Het is zoals overal in de wereld, als je snel van niets iets bent geworden kun je meestal die weelde niet aan en wordt je er niet aardiger op. 150 miljoen Chinezen moeten rondkomen van 1 dollar per dag, volgens de Wereldbank zitten 200 miljoen Chinezen onder de armoedegrens, 482 miljoen Chinezen hebben minder dan 2 dollar per dag te besteden. De op één na grootste economie ter wereld is tegelijk ook één van de armste ter wereld. China is rijk met de rijken en arm met de armen. Ongeveer 1 miljard Chinezen vallen buiten de prijzen van de vooruitgang.

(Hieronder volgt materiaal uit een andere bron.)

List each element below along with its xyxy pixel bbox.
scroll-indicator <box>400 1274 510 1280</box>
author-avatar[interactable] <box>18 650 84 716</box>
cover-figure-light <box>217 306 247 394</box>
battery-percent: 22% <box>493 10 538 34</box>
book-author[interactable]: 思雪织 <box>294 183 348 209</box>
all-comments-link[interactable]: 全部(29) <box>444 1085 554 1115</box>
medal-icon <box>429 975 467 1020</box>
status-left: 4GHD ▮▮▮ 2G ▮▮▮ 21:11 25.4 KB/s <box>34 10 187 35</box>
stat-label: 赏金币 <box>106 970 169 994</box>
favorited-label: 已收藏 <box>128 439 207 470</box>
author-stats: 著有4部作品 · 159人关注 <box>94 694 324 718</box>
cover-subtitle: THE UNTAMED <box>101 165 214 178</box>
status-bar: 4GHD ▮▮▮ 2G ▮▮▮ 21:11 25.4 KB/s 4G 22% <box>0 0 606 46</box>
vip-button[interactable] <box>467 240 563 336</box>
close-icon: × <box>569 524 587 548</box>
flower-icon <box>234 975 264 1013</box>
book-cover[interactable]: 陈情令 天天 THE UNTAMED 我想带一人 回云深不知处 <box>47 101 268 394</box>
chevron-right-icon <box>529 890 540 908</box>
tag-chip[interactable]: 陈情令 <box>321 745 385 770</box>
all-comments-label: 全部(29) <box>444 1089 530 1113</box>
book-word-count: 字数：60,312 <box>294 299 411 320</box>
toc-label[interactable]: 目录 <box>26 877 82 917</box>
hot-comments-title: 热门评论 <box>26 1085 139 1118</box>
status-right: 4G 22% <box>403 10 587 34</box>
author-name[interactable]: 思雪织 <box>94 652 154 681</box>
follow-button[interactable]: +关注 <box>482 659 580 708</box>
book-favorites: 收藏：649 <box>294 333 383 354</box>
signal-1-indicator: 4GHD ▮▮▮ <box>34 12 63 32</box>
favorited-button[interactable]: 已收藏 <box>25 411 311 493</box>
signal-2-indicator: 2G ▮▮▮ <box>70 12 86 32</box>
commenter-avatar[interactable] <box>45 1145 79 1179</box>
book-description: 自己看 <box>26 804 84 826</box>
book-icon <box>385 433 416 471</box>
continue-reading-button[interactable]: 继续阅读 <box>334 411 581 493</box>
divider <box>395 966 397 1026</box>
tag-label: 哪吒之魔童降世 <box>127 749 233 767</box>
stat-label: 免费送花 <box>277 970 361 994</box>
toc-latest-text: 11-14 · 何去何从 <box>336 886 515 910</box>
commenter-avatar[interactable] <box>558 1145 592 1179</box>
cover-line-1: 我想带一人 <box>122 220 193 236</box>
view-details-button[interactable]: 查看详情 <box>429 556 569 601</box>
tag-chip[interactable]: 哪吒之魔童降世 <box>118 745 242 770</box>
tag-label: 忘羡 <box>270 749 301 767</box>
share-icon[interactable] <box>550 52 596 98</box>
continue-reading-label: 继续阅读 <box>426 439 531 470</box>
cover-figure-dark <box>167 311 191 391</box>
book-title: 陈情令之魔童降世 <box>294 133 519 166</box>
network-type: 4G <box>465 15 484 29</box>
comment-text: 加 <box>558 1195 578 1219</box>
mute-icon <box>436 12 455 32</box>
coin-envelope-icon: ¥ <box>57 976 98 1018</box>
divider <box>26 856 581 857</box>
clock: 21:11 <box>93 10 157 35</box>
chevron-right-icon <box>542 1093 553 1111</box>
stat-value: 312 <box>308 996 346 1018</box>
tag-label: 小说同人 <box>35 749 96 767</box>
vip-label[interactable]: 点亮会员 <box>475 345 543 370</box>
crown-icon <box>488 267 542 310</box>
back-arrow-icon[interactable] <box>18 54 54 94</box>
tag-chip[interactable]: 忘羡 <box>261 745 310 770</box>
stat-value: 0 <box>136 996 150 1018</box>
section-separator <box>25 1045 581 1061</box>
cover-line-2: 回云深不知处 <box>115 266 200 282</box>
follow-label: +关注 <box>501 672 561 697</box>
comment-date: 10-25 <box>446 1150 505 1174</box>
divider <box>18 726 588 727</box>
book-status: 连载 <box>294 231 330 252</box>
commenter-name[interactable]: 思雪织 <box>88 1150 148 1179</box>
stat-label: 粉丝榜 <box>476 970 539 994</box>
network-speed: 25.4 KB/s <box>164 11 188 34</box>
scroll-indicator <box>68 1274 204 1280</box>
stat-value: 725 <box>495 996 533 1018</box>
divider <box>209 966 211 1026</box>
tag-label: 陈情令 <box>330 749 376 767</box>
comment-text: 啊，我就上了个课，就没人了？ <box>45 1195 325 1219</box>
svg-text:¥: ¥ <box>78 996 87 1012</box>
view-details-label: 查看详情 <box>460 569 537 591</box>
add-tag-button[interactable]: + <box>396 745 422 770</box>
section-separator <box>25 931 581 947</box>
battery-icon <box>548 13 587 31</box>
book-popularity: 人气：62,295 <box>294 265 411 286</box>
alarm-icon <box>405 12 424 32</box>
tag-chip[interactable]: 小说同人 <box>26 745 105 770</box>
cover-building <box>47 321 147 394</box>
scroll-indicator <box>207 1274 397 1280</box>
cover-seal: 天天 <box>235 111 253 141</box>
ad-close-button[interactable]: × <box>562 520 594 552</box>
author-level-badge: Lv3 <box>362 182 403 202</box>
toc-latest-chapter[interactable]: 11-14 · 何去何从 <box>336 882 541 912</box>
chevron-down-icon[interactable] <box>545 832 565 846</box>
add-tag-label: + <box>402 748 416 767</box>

Op onze laatste Langmusi dag zitten we in Black tent café, in een oase van rust (zolang er geen kudde Han Chinezen binnenkomt), er is pianomuziek en vioolmuziek en echte cappuccino en dat is wat we af en toe missen, gelukkig hebben we ook onze eigen muziek bij ons en als het dan een keer stil is in de avond kunnen we hier van genieten. Het weegt op dit moment zeker niet op tegen alles wat we er tijdens deze reis voor terug krijgen, maar soms kunnen we heel even naar onze thuisrust verlangen.

Festival

Vandaag is er een ceremonie of festival, van heinde en verre komen de Tibetaanse nomaden de bergen af, het is een feest om dit te zien, iedereen is op zijn of haar paasbest. Hijgend en puffend klimt iedereen naar boven naar het klooster, jong en oud en stok, stok oud, de wilskracht om naar boven te klauteren is ongekend. Er wordt getrommeld en gedanst. De nomaden bromnozems racen luid toeterend met de brommer naar boven, die klimmen niet.